To truly transform the meat industry and break up the behemoths, we need a paradigm shift in focus— away from the efficiency of consolidation and toward the resiliency of collaboration. The pandemic has revealed the need for more nimble meat supply chains that can adapt to changing market conditions (vs. globally-oriented businesses that have a hard time pivoting). What does resilient collaboration look like in the meat industry? For starters, it supports interdependence and risk sharing—farmers, processors, aggregators, marketers, customers— working together to share the essential, low-margin job of bringing meat to market. 

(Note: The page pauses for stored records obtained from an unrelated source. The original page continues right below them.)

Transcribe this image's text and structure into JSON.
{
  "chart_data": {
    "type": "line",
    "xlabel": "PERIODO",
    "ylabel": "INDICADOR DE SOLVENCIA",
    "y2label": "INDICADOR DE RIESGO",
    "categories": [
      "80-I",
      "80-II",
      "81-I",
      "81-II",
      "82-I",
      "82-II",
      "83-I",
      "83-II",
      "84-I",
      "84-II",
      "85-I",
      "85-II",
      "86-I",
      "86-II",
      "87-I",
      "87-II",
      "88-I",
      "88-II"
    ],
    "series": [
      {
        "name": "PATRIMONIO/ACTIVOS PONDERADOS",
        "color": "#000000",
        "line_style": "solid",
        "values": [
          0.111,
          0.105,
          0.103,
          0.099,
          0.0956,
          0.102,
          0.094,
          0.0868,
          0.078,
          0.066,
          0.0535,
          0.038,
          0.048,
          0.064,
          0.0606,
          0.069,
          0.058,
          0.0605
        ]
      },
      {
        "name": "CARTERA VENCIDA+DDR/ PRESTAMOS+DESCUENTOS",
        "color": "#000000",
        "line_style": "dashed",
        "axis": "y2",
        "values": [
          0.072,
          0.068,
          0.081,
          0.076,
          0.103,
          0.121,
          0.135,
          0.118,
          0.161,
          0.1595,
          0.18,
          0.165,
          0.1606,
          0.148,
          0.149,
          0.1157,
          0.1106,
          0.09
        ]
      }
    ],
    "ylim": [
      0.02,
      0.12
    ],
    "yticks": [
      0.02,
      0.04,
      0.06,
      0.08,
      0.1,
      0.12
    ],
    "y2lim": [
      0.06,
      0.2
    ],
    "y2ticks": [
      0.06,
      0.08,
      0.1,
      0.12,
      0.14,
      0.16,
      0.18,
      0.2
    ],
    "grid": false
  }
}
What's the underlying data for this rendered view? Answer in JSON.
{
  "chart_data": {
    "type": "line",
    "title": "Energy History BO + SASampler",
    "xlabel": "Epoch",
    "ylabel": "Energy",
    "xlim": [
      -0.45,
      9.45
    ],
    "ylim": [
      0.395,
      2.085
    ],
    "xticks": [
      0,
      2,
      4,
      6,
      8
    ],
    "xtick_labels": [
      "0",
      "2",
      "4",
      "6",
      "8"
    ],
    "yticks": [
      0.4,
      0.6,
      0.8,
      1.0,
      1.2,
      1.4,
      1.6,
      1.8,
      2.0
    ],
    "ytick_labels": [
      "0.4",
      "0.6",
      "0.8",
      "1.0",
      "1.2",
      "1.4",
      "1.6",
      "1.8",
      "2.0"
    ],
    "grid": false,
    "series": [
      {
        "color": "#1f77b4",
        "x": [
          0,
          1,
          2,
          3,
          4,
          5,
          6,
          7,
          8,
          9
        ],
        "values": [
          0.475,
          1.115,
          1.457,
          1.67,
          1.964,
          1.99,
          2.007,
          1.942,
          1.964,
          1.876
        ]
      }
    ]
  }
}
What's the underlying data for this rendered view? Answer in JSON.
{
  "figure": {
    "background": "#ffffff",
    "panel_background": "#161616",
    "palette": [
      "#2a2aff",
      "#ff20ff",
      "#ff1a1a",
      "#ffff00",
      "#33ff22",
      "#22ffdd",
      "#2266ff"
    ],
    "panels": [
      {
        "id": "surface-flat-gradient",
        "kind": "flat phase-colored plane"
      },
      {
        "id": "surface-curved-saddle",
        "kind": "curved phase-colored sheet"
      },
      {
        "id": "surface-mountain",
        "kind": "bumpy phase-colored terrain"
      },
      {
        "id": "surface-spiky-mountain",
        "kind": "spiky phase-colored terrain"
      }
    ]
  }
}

One of our core values at Firsthand Foods is collaboration. We collaborate because it lets us share risk and focus on what we do best, which is aggregation, sales, and marketing. Traditional business school training would suggest that to truly get ahead, make money and compete, we should build our own processing plant. We should become more vertically integrated. It’s not that we haven’t thought about it. It could alleviate some problems and potentially contain costs. But running a meat processing plant is frankly not in our wheelhouse. We’re built to help with other parts of the supply chain. So, we opt for the complex path of cultivating partnerships. This makes our meat more expensive but it also means we are supporting family-run businesses in rural communities and circulating food dollars locally. It means that we are part of building a distributed network that is more resilient during hard times. When the pandemic hit in March 2020, we worked with our processing partners and pivoted from selling most of our meats to restaurants, which had to shut down, to grocery stores and home delivery businesses. This took less than a month and while it wasn’t pretty, we got meat to our customers while others were looking at empty shelves. 

To launch his anti-monopolization efforts, Biden is quoted as saying “Capitalism without competition isn’t capitalism. It’s exploitation.” The task of addressing exploitation in the meat industry is a big one, and I appreciate the Administration for taking a step in that direction. But the job is bigger and more complex than simply seeding extra competition. I believe it involves re-thinking how we do business.